Les Champenois ayant de longue date constaté que les inflorescences de la vigne étaient souvent analogues en abondance et en beauté aux grappes apparues sur les lierres l’automne précédent, ils en tiraient des indications sur la montre, assez souvent valables. Le comte Léonce de Lambertye a présenté en février 1856 un rapport à ce sujet à l’ancienne académie de la Marne. Emile Moreau, que l’on a déjà rencontré à plusieurs reprises, était célèbre par les prédictions sur les récoltes qu’il faisait chaque année à la Saint-Vincent. Il examinait sans grande conviction l’épacte, cycle de 19 années correspondant à 235 lunaisons, les cycles des périodes sèches et humides et des grands hivers et la date du jour de Pâques en vertu de l’adage : Pâques précoces, vendanges hâtives. Mais, par contre, il attachait beaucoup d’importance à l’étude des lierres et il a assez souvent vu juste, en particulier pour les bonnes années 1970 et 1973. Selon une habitude ancienne, qui s’est perpétuée, on place parfois à Noël ou à la Saint-Vincent des sarments fraîchement coupés dans une poterie remplie d’eau que l’on garde dans un endroit chaud et on s’efforce de déduire de la végétation à laquelle ils donnent naissance les caractéristiques de la montre à venir.
C’est généralement dans la deuxième quinzaine de juin qu’intervient en Champagne la floraison, qui se termine par la fécondation. La fleur des cépages champenois, aux fines étamines blanches, répand une agréable odeur, légèrement entêtante, qui rappelle le parfum du seringa. Curieusement, la période de son épanouissement coïncide très exactement avec celle de la floraison des lys des jardins. Hermaphrodite, elle est constituée de cinq étamines à pollen et d’un pistil avec un ovaire à deux ovules, réunis sous la même corolle faite de cinq ou six pétales jointifs soudés au sommet et formant un capuchon, l’ensemble constituant le bouton de l’inflorescence. Lors de la floraison, le capuchon se détache à sa base ; il se dessèche tout en brunissant et il est rejeté par les étamines qui se redressent et dont le pollen vient féconder l’ovaire.
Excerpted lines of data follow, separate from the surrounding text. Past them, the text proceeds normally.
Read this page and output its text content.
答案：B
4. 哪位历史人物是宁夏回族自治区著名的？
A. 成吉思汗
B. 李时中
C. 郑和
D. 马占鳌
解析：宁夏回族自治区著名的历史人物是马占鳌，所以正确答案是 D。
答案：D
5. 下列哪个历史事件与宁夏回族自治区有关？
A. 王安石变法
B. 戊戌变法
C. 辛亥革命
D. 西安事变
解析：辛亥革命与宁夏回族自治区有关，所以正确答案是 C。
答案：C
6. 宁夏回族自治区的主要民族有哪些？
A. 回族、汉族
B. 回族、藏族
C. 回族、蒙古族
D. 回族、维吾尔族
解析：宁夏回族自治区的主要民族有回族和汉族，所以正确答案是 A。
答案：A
Il arrive cependant que des étamines se tournent vers l’extérieur et fécondent une autre fleur, proche ou lointaine. D’où, dans ce cas, une fécondation croisée, qui peut d’ailleurs être aussi le fait des insectes.
Pour que la fécondation se déroule bien, il faut du soleil, et des températures de l’ordre de 20 à 25°. Le vent, s’il est léger, peut aider au transport du pollen ; mais s’il est trop fort, il l’emporte au loin. Les pluies sont néfastes, elles lavent la fleur et entraînent une partie du pollen. Lorsque toutes les conditions favorables sont réunies, pour une vigne en bon état sanitaire la fécondation se fait en quatre ou cinq jours et c’est le meilleur gage de la réussite. Dans le cas contraire, la floraison s’éternise, pouvant s’étendre sur une vingtaine de jours, et le résultat est toujours néfaste. On constate, en effet, que la fécondation est alors incomplète parce que la corolle ne s’est pas détachée et que la vigne fleurit sous le capuchon. S’il n’y a pas eu fécondation, c’est la coulure, qui affecte une partie plus ou moins considérable de la grappe et diminue le nombre des raisins. Si l’ovaire a été mal fécondé, le développement du fruit s’arrête prématurément, et c’est le millerandage, avec des grappes présentant certains grains atrophiés, parfois en grand nombre. Coulure et millerandage peuvent être liés à divers accidents de la végétation, mais les circonstances atmosphériques restent prépondérantes.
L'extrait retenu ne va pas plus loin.